Im unteren Teil der Plantage wächst zunächst Obst…

Spaziergang durch den Obstgarten…
Banane
Rizinusöl
Das gute Holz der beschnittenen Kaffeepflanzen wird getrocknet.

Doch den wahren Schatz betreten wir dahinter. Ein 300 Jahre alter Wald, dessen Schutz der eigentliche Ausgangspunkt der heutigen Plantage war. Wir laufen im Schatten der Baumriesen und genießen die Natur.

Auf dem Rückweg begegnen wir dann noch einer Korallenotter. Oder doch nicht? Mit ihrer schwarz-rot-gelben Färbung sind diese Schlangen sehr schön anzusehen. Allerdings sollte man dabei ganz genau auf die Reihenfolge dieser Farben achten. Liegen rot und gelb nebeneinander, ist es eine ausgesprochen giftige Korallenotter. So eine ist uns in Costa Rica über den Weg geschlängelt. Heute zeigen sich rot und gelb durch schwarz getrennt. Damit haben wir eine ungiftige Königsnatter vor uns.

Den Abschluss der Tour bildet eine Kaffee-Verköstigung. Doch es gibt nicht nur das braune Gold zu trinken. Auf dem Tisch stehen schon frische, die besten bisher gegessenen Arepa (Maisfladen), hausgemachte Marmelade und Ziegenkäse bereit. Mit letzterem ist Carlos jedoch nicht glücklich. Spontan lässt er Ersatz heranbringen und dieser von einem guten Freund und Nachbarn hergestellte Ziegenkäse sucht (zumindest in der Geschmackswelt des Skippers ;-) wirklich seines Gleichen. Was für ein Genuss! Dazu noch frische Säfte und natürlich Kaffee. Carlos bereitet die Kostproben auf bisher nicht gesehene Art zu und serviert sie mit sichtlichem Stolz. Und ja, dieser Stolz ist wirklich gerechtfertigt.
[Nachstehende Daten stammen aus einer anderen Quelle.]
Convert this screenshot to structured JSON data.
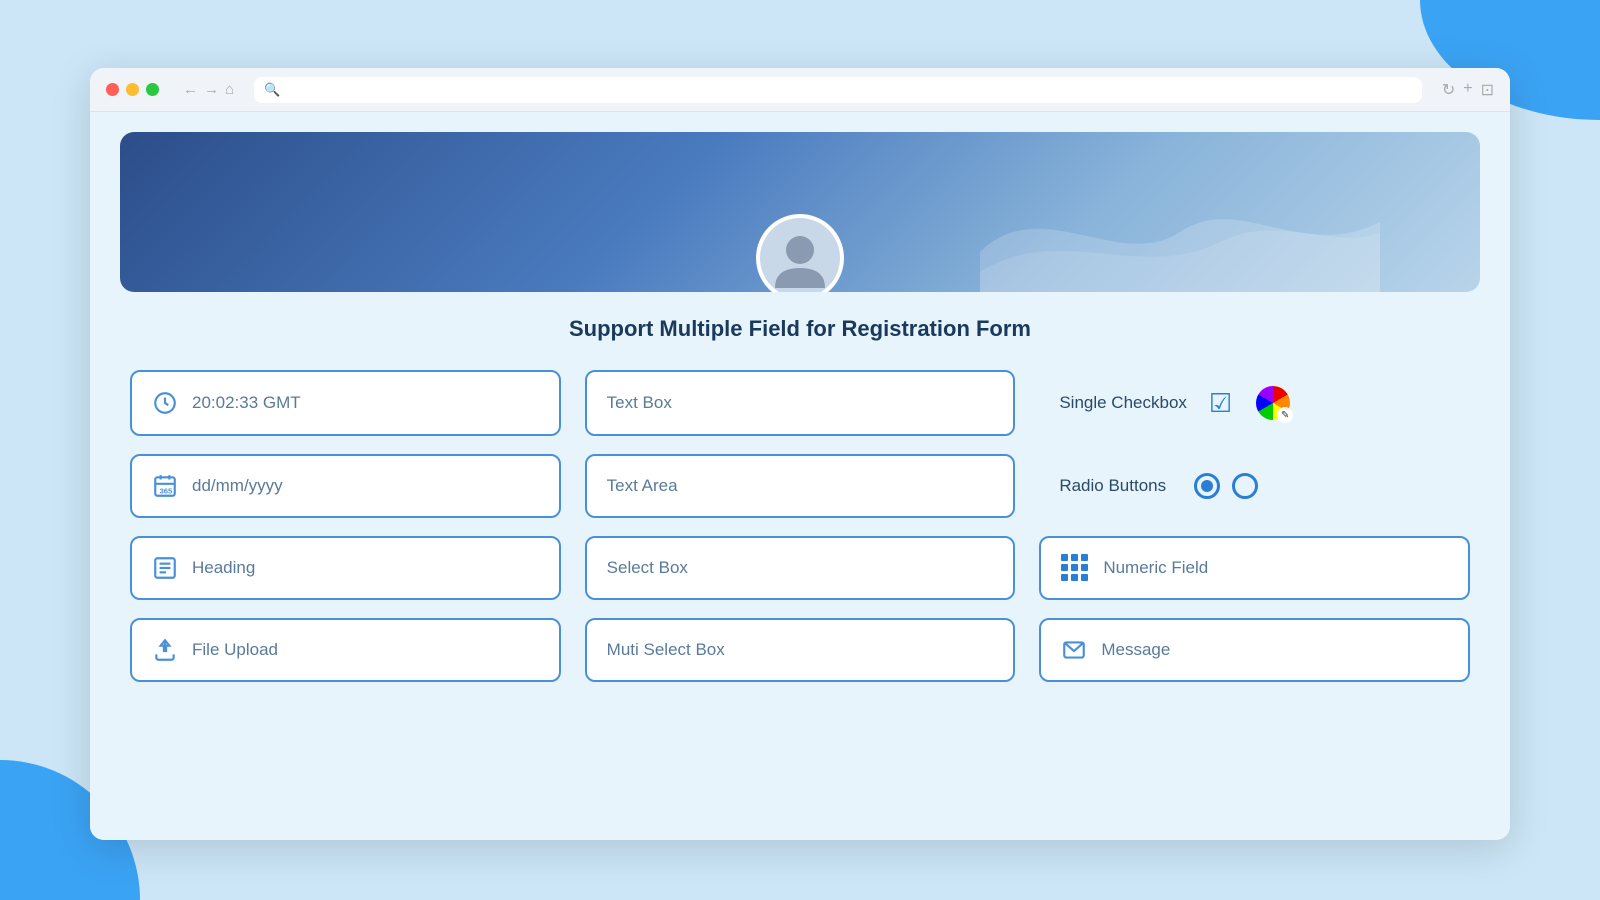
{
  "page": {
    "background_color": "#cce6f7",
    "accent_color": "#2196f3"
  },
  "browser": {
    "traffic_lights": [
      "red",
      "yellow",
      "green"
    ],
    "address_bar_placeholder": "🔍"
  },
  "banner": {
    "avatar_alt": "User profile avatar"
  },
  "title": "Support Multiple Field for Registration Form",
  "fields": {
    "column1": [
      {
        "id": "time",
        "label": "20:02:33 GMT",
        "icon": "clock"
      },
      {
        "id": "date",
        "label": "dd/mm/yyyy",
        "icon": "calendar"
      },
      {
        "id": "heading",
        "label": "Heading",
        "icon": "heading"
      },
      {
        "id": "file-upload",
        "label": "File Upload",
        "icon": "upload"
      }
    ],
    "column2": [
      {
        "id": "text-box",
        "label": "Text Box",
        "icon": "none"
      },
      {
        "id": "text-area",
        "label": "Text Area",
        "icon": "none"
      },
      {
        "id": "select-box",
        "label": "Select Box",
        "icon": "none"
      },
      {
        "id": "multi-select",
        "label": "Muti Select Box",
        "icon": "none"
      }
    ],
    "column3": [
      {
        "id": "checkbox",
        "label": "Single Checkbox",
        "icon": "checkbox"
      },
      {
        "id": "radio",
        "label": "Radio Buttons",
        "icon": "radio"
      },
      {
        "id": "numeric",
        "label": "Numeric Field",
        "icon": "dots"
      },
      {
        "id": "message",
        "label": "Message",
        "icon": "envelope"
      }
    ]
  }
}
Kaffeebohnen müssen trocknen

Wir verbringen ganze fünf Stunden auf dieser Kaffee-Tour. Die Zeit ist so schnell vergangen. Nicht einmal die Kinder haben nennenswert über Langeweile geklagt. Maila hat ihren ersten kleinen Schluck Kaffee getrunken und ebenso spontan wie bestimmt beschlossen, dass das auch für ganz lange Zeit ihr letzter Schluck war. Samuel hat auf dem Rückweg fossilienähnliche Steine gefunden. La Skipper hat ein neues T-Shirt und leckeren Kaffee bekommen. Der Skipper wird noch lange an die Arepa und den Ziegenkäse denken. So ist für jeden etwas dabei auf dieser Tour, die ganz nebenbei eine runde Ergänzung zu unserer Kaffee-Tour im ecuadorianischen Mindo darstellt. Geht es dort um die Verarbeitung, steht hier die Anpflanzung im Vordergrund. Danke, dass wir hier zu Gast sein durften!